Like architecture itself, Ribeira was conceived not as a closed object, but as something capable of lasting over time. Components can be ultimately recycled or repaired, an approach that prioritises longevity over concealment.
While the adhesive-free system introduced additional challenges during development, both designers view it as inseparable from the project’s broader ambitions. “It makes everything much easier later, and it extends the lifespan of the product impressively,” says Dell’Elce, referring to maintenance and aftercare.
Sustainability is also critically important to David Chipperfield’s practice. Known for challenging today’s “throwaway” culture, David Chipperfield prioritises environmental responsibility through adaptive reuse and repairing of existing structures and favours long-lasting materials over wasteful rapid construction. However, this radical sustainable stance may come at the cost of a contradiction to its design arm.
Dell’Elce speaks about this tension with honest transparency: “Two do something new is already not sustainable,” he says. “We are designing the next lamp, and no one really needs the next lamp.” Rather than avoiding the contradiction, David Chipperfield Design appears acutely conscious of it. Sustainability, in this sense, is not treated as a marketing layer added at the end of a project, but as an ongoing ethical negotiation embedded within the act of designing itself.
When asked how the studio navigates this paradox, Dell’Elce is careful not to offer easy resolutions. Instead, he describes a practice built on selectivity and self-awareness. David Chipperfield Design chooses carefully when developing products for long-term production, ensuring any addition to the market must offer something meaningful beyond stylistic novelty.
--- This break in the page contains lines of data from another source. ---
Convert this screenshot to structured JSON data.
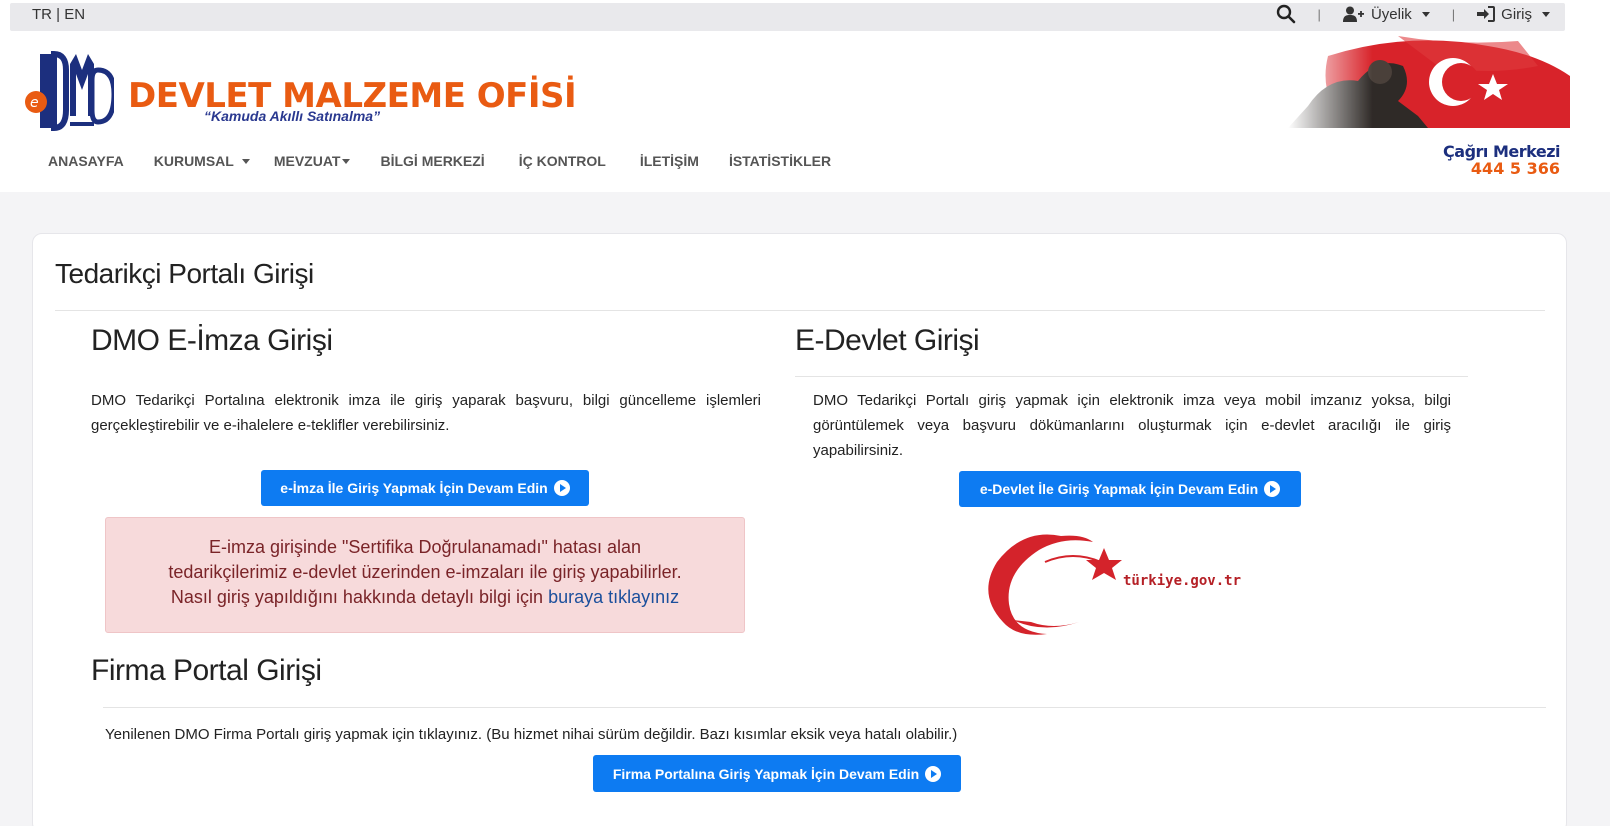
{
  "topbar": {
    "lang_tr": "TR",
    "lang_sep": "|",
    "lang_en": "EN",
    "sep": "|",
    "uyelik": "Üyelik",
    "giris": "Giriş"
  },
  "header": {
    "brand": "DEVLET MALZEME OFİSİ",
    "slogan": "“Kamuda Akıllı Satınalma”",
    "call_title": "Çağrı Merkezi",
    "call_number": "444 5 366"
  },
  "nav": {
    "items": [
      {
        "label": "ANASAYFA",
        "dropdown": false
      },
      {
        "label": "KURUMSAL",
        "dropdown": true
      },
      {
        "label": "MEVZUAT",
        "dropdown": true
      },
      {
        "label": "BİLGİ MERKEZİ",
        "dropdown": false
      },
      {
        "label": "İÇ KONTROL",
        "dropdown": false
      },
      {
        "label": "İLETİŞİM",
        "dropdown": false
      },
      {
        "label": "İSTATİSTİKLER",
        "dropdown": false
      }
    ]
  },
  "card": {
    "title": "Tedarikçi Portalı Girişi"
  },
  "eimza": {
    "title": "DMO E-İmza Girişi",
    "text": "DMO Tedarikçi Portalına elektronik imza ile giriş yaparak başvuru, bilgi güncelleme işlemleri gerçekleştirebilir ve e-ihalelere e-teklifler verebilirsiniz.",
    "button": "e-İmza İle Giriş Yapmak İçin Devam Edin"
  },
  "alert": {
    "line1": "E-imza girişinde \"Sertifika Doğrulanamadı\" hatası alan",
    "line2": "tedarikçilerimiz e-devlet üzerinden e-imzaları ile giriş yapabilirler.",
    "line3": "Nasıl giriş yapıldığını hakkında detaylı bilgi için",
    "link": "buraya tıklayınız"
  },
  "edevlet": {
    "title": "E-Devlet Girişi",
    "text": "DMO Tedarikçi Portalı giriş yapmak için elektronik imza veya mobil imzanız yoksa, bilgi görüntülemek veya başvuru dökümanlarını oluşturmak için e-devlet aracılığı ile giriş yapabilirsiniz.",
    "button": "e-Devlet İle Giriş Yapmak İçin Devam Edin",
    "logo_text": "türkiye.gov.tr"
  },
  "firma": {
    "title": "Firma Portal Girişi",
    "text": "Yenilenen DMO Firma Portalı giriş yapmak için tıklayınız. (Bu hizmet nihai sürüm değildir. Bazı kısımlar eksik veya hatalı olabilir.)",
    "button": "Firma Portalına Giriş Yapmak İçin Devam Edin"
  },
  "colors": {
    "brand_orange": "#e95b12",
    "brand_navy": "#1c2f7e",
    "button_blue": "#0d7bf2",
    "alert_bg": "#f7dadb"
  }
}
In Ribeira’s case, that justification emerged through the development of a range of optical solutions, including both the no-dot optic and more technical “dotted” systems. Rather than privileging a single approach, these complementary technologies provide different light effects, allowing the project to move beyond short-term visual consumption and inform future applications.
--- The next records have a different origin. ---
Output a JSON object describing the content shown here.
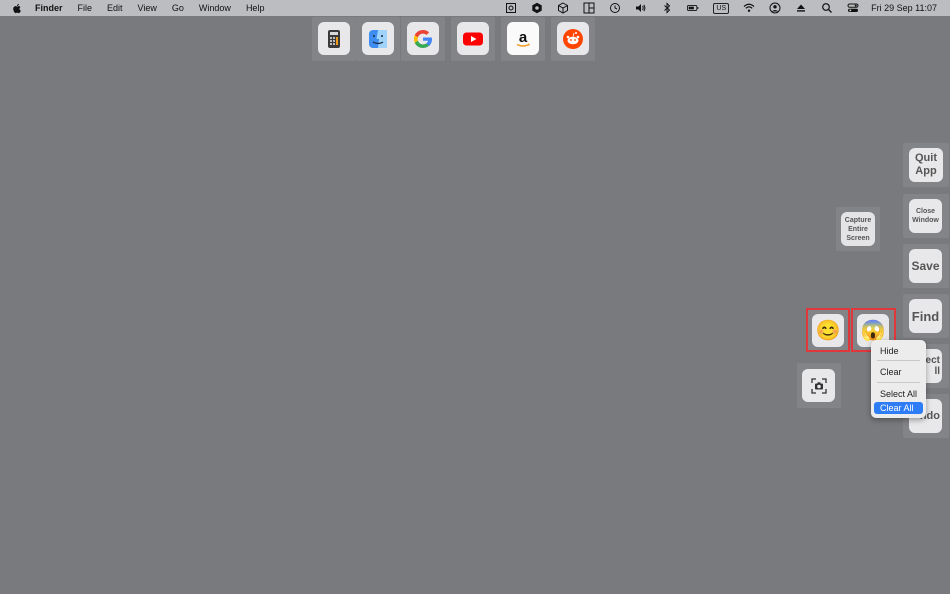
{
  "menubar": {
    "app_name": "Finder",
    "menus": [
      "File",
      "Edit",
      "View",
      "Go",
      "Window",
      "Help"
    ],
    "input_source": "US",
    "clock": "Fri 29 Sep  11:07"
  },
  "launcher": {
    "icons": [
      "calculator-icon",
      "finder-icon",
      "google-icon",
      "youtube-icon",
      "amazon-icon",
      "reddit-icon"
    ]
  },
  "actions": {
    "quit_app": "Quit App",
    "close_window": "Close Window",
    "save": "Save",
    "find": "Find",
    "select_all_partial": "ect",
    "select_all_partial2": "ll",
    "undo_partial": "ndo",
    "capture_entire_screen": "Capture Entire Screen"
  },
  "emoji": {
    "smile": "😊",
    "scream": "😱"
  },
  "context_menu": {
    "items": [
      "Hide",
      "Clear",
      "Select All",
      "Clear All"
    ],
    "highlighted": "Clear All"
  },
  "colors": {
    "desktop": "#797a7e",
    "highlight": "#2f7df6",
    "selection_outline": "#e0373a"
  }
}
Equally as important is the desire to produce objects that can resist disposability altogether. Throughout the interview, both designers repeatedly return to the idea of reparability and longevity, so that users don’t feel the desire to replace them. In this sense, Ribeira was first and foremost created as an object that will be endured over years to come.
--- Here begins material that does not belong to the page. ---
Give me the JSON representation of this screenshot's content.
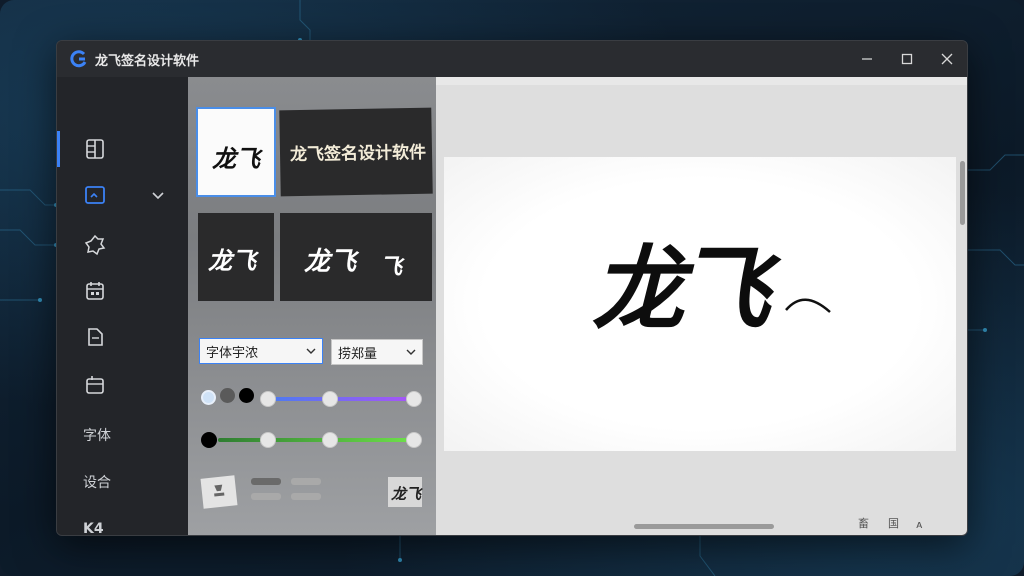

Ultimately, what emerges from the conversation between Gschwind and Dell’Elce is not simply a story about a lighting product, but a wider architectural attitude towards design itself. Throughout the discussion, lighting is rarely treated as decoration but as an extension of the architecture itself. Ribeira embodies this by sitting between disciplines: it is both technical yet atmospheric, discreet but physically present. In a sense, David Chipperfield Design’s approach feels less concerned with producing novelty and more concerned with producing products that can be endured over time. This is why the exhibition in Milan, Cose Disegnate da Architetti, resonates so truly because it is not a stylistic label but a way of thinking. For them, lighting is not something to be added to architecture but something architecture shapes.